この3つ(2つ)に更にもう1役いれた三竦みをカバーする人をいれた組み合わせこそ《パーティ》である。万が一、三竦みのどれかが崩れても簡単に瓦解しない為のいわば自由枠である。
「そう言われると私達ってどっちも後衛よね……。」
「……そうだねえ。」
暫く考えた後のルインの言葉によって、二人は思わず苦笑いすることになる。正直な話、《パーティ》メンバーの組み合わせは自由であり、前衛4人という脳筋パーティや魔術師界隈の集まりといった偏ったものも少なからず存在するため、二人が後衛といってもさほど大きな問題ではないのだが……。
「守ってくれる前衛の子も探して見ない?」
「私も求人はしたことないんだよね……それに今じゃなくてもいいんじゃない?」
ルインは新しく仲間を探さないかと提案するも、まだ冒険者としてデビューすらしてない自分とこの地に慣れていないフェイに加えて誰かを入れるという選択は簡単にとれるものではない。その人の命を預かり、冒険者としての責任をもつその選択はまだしなくていいんじゃないかとフェイに諭され、ルインも納得した。
「じゃあここで依頼を達成しながらパーティを作る!これでいこうじゃない!」
「よし、そうしようか。」
二人して納得する結果になったようで、互いに笑みを見せる。満面の笑みを見せるルインと、やや固いながらも微笑むフェイ。笑い方に違いはあれど二人のやる気は大いにあった。

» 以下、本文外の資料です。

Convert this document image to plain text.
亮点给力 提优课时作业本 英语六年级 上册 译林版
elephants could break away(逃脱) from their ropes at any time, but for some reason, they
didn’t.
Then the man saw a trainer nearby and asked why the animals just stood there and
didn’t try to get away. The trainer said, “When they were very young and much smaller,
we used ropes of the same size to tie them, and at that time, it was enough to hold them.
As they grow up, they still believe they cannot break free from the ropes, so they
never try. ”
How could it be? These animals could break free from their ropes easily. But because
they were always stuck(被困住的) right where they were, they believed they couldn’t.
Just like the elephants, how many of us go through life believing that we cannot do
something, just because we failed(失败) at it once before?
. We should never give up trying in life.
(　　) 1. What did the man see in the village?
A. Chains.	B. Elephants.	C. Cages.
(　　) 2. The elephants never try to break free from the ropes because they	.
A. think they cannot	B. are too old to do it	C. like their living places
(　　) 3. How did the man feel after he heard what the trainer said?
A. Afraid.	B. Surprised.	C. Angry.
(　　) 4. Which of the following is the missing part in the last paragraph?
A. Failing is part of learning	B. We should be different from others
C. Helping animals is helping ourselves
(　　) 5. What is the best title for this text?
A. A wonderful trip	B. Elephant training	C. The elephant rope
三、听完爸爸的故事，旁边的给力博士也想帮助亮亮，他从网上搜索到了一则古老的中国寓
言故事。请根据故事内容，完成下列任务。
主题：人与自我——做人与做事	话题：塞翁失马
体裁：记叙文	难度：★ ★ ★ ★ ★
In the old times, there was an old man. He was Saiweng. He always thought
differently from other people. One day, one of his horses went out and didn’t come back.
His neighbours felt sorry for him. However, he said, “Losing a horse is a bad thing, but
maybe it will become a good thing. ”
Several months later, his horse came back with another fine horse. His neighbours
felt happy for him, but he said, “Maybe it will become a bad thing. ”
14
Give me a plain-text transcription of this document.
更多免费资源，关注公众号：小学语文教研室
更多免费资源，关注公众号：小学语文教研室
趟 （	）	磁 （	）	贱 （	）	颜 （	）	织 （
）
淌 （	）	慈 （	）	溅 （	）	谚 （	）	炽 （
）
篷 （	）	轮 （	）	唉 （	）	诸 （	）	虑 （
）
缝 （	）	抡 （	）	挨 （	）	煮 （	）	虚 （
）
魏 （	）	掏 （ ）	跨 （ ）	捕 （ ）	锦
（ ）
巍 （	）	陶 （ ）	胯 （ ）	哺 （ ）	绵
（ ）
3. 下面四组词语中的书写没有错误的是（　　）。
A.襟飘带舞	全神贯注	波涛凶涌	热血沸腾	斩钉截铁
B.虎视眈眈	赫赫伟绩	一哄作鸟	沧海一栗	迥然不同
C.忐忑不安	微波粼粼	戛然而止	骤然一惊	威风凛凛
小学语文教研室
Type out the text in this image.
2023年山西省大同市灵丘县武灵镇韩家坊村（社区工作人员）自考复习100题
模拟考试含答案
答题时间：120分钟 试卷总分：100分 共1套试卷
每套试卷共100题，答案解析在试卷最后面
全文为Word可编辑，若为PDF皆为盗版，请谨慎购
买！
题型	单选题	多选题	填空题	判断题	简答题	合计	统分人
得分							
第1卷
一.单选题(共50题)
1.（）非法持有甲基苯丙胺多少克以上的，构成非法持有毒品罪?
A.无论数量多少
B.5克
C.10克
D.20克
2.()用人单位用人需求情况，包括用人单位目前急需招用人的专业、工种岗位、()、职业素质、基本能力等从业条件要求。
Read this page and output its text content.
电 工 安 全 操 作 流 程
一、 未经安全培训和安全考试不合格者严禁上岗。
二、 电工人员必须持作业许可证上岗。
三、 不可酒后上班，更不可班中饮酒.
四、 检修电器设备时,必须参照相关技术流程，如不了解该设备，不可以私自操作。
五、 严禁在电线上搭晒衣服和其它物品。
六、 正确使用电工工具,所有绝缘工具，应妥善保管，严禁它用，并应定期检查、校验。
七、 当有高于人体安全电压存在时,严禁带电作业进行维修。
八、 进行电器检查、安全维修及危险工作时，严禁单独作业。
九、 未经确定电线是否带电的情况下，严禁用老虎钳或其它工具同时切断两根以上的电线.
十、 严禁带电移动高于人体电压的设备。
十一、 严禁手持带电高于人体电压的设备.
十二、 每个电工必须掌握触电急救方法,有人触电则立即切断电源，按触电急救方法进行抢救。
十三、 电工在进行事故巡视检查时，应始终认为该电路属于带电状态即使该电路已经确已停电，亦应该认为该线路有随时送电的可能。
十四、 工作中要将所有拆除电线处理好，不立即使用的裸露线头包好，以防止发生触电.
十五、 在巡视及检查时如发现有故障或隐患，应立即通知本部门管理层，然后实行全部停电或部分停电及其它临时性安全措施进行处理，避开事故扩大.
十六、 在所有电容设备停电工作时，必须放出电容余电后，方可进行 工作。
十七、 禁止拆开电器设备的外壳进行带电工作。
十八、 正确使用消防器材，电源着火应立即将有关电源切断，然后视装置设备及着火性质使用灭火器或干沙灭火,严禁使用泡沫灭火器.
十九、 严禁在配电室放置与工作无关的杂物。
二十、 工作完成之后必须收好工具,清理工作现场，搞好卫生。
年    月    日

「─おいおい、パーティを作るだなんてふざけたことを言わないでくれよ《即死魔法》の魔術師さんよ。」
だが、突如そんなやる気を大きく削ぐような言葉が投げ掛けられた。フェイの顔から瞬時に笑みが消え、声のした方を見上げるように睨み付けている。
「おお、怖い怖い。もしかして雑魚魔術師がこの《解体屋》に喧嘩売るつもりなのかい?」
黒いマスクで口許を覆った男がマスク越しにでもはっきりわかる程の笑みを浮かべ、小馬鹿にしたようにフェイを眺めていたのだ。